Back in the early '70s Al Green was an extremely successful entertainer who dominated both R&B and pop charts with his sensual brand of soul music. After recovering from an assault from a former girlfriend (where she severely burnt the singer by pouring hot grits over him in the shower) Green converted to Christianity and was ordained a pastor for the Full Gospel Tabernacle church in Memphis back in 1976 (where he still continues to preach) Although Green has recorded many gospel albums and has also been inducted into the Gospel Hall of Fame, his recent show in Milwaukee would instead focus primarily on his most famous secular music from his past. Which was, after all, what the majority of his fans were there to hear.
Wearing a crisp white suit, the happy and healthy looking 58-year old singer led his stage-sprawling 14-piece band (complete with horn section and background singers) through the lively opener "I Can't Stop," an energetic number steeped in funk from his 2003 album of the same name.
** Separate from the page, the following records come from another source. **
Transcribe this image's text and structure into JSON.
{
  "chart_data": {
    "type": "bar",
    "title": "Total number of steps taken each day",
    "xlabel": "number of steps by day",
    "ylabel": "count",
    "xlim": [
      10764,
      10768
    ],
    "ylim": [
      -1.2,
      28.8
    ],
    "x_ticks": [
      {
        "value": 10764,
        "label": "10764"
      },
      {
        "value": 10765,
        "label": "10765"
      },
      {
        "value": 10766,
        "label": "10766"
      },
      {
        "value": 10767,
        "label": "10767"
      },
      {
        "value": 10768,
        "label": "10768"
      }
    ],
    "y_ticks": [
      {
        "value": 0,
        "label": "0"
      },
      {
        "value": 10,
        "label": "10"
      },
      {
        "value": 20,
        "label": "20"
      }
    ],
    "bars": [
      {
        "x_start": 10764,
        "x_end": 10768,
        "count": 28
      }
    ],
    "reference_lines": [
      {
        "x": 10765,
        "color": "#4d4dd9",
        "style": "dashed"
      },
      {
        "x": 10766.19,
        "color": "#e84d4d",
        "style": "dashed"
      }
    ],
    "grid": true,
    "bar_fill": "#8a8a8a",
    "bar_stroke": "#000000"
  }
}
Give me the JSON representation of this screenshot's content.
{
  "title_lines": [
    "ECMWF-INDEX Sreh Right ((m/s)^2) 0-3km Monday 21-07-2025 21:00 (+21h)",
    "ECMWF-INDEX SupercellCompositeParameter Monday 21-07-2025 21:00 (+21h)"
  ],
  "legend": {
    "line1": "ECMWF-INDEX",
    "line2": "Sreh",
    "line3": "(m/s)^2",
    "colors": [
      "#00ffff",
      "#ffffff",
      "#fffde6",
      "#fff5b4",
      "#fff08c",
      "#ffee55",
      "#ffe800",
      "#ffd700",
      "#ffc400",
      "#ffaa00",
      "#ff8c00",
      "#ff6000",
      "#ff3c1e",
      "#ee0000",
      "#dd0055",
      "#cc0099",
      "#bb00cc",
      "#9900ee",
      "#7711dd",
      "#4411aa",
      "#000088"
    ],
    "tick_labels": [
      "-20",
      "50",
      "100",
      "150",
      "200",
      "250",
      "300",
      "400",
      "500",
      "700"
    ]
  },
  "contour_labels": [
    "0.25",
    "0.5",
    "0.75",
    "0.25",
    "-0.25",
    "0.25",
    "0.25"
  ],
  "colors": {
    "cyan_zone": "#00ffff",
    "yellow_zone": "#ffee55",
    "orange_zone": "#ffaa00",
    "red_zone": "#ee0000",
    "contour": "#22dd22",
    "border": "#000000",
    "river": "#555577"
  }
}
Despite touching on two religious numbers early in the set - the mighty "He's Coming Back" and the slow groove-turned-big, bluesy gospel of "Amazing Grace" - the tone of this ridiculously short hour-long performance was more a distilled, yet powerful showcase of his greatest hits from the peak of his career. The singer nailed hits such as the smooth "I'm Still In Love with You," the funked-up "Here I Am (Come and Take Me)," Let's Stay Together" and "Let's Get Married." But it was during his number "I'm Tired of Being Alone" that Green proved why the ladies (and there were plenty of them in attendance) still swoon over this soul singer-turned-clergyman. Not only did his voice sound as commanding as ever - delivering his signature sexually charged falsetto screams - but as the good Rev. danced, clapped and tempted the ladies with hugs and kisses while handing out roses to them, it was also evident that he still treasures the love of performing - especially for his female fans.
While the majority of the music performed was from a time when the singer was leading a decidedly more hedonistic lifestyle, he still managed to toss in a few short homilies in between numbers. "Dumping fifty cents, or a dollar, or five dollars into a machine isn't a sin," Green explained with arms extended towards the audience. "Sleeping with your neighbor's wife is a sin." Despite the sincerity of his words, there was no denying the devilish glimmer in his eye when he crooned to the receptive women in the front row.
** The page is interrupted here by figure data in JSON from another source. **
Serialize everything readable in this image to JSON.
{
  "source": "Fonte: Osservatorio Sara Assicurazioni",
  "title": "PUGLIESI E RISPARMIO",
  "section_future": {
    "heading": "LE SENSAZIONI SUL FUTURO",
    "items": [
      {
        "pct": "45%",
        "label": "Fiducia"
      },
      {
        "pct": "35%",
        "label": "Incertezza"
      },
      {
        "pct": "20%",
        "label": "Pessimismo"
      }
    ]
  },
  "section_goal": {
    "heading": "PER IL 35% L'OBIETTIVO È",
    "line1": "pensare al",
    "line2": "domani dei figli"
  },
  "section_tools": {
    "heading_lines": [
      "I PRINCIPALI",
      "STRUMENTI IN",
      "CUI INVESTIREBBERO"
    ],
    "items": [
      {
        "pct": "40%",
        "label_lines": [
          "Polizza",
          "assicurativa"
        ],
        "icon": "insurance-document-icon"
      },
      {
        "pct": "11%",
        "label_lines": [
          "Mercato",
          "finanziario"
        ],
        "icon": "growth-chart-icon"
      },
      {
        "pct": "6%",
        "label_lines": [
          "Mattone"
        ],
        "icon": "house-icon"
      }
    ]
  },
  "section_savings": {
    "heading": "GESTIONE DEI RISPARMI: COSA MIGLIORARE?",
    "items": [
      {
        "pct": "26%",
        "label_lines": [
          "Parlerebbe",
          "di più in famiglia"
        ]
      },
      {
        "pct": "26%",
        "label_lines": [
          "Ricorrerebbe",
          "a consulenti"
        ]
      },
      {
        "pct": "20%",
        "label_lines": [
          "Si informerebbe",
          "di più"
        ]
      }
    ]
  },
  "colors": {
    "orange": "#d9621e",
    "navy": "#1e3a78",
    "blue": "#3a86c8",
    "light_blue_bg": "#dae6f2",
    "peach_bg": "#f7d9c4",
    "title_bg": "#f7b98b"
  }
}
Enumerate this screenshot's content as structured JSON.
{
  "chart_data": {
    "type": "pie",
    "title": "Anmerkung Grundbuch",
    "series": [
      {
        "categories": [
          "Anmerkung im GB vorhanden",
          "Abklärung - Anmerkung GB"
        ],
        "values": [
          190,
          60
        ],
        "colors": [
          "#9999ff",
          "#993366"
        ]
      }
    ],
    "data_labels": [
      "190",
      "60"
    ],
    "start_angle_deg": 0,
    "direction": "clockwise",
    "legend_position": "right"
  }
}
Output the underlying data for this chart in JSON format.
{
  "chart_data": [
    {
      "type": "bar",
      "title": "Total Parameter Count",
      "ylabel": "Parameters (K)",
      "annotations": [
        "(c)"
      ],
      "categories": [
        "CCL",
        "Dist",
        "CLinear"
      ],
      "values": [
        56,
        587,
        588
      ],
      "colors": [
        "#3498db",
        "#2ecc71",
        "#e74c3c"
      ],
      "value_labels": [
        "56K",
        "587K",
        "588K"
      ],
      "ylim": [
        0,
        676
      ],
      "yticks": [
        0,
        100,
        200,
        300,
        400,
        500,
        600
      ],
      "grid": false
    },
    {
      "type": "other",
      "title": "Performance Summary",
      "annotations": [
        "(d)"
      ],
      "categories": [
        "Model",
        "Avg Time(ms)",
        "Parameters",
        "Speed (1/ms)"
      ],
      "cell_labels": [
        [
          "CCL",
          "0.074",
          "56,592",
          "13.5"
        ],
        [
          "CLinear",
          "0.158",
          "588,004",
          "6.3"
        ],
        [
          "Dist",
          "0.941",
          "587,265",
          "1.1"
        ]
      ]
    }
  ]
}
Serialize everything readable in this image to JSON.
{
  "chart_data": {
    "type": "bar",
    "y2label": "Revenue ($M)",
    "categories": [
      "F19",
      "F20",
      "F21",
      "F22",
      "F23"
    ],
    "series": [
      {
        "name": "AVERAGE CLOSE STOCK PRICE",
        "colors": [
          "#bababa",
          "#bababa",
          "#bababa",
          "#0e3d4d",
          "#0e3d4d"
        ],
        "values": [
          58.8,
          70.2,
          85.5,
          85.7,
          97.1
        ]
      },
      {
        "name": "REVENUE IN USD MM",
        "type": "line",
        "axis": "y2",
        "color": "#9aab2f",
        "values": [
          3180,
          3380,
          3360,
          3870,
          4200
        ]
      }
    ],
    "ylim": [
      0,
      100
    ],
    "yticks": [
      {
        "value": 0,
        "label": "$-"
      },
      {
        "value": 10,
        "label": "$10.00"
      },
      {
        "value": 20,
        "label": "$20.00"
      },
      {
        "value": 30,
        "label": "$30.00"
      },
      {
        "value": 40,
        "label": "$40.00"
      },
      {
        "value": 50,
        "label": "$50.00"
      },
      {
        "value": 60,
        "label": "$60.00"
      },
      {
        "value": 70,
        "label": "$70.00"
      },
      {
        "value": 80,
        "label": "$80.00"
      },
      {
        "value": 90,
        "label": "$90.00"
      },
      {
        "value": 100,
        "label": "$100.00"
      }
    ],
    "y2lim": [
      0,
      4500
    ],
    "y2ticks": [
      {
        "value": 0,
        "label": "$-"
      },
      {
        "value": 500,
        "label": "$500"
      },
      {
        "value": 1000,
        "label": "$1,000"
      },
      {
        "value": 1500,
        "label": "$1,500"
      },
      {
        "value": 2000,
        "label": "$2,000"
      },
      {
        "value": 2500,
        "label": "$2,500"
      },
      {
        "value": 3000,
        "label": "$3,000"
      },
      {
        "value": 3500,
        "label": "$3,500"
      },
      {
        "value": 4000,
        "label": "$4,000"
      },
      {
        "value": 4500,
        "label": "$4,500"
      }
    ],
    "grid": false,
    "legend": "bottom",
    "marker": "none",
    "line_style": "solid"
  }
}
Not only have his years of fronting his church left him with a commanding stage presence, but Green also proved to be the consummate bandleader as well - as he turned around and pulled in the band's reigns whenever they threatened to overpower his own vocal delivery. "Shhh, quiet down," he scolded his orchestra. "These people gotta hear something sexy and sensual from the preacher! I've come out here to have a good time!" Which was also exactly what his audience came for and got from this religious man, who at least for the moment, returned to a time when his love for the ladies was greater than his love for the Lord.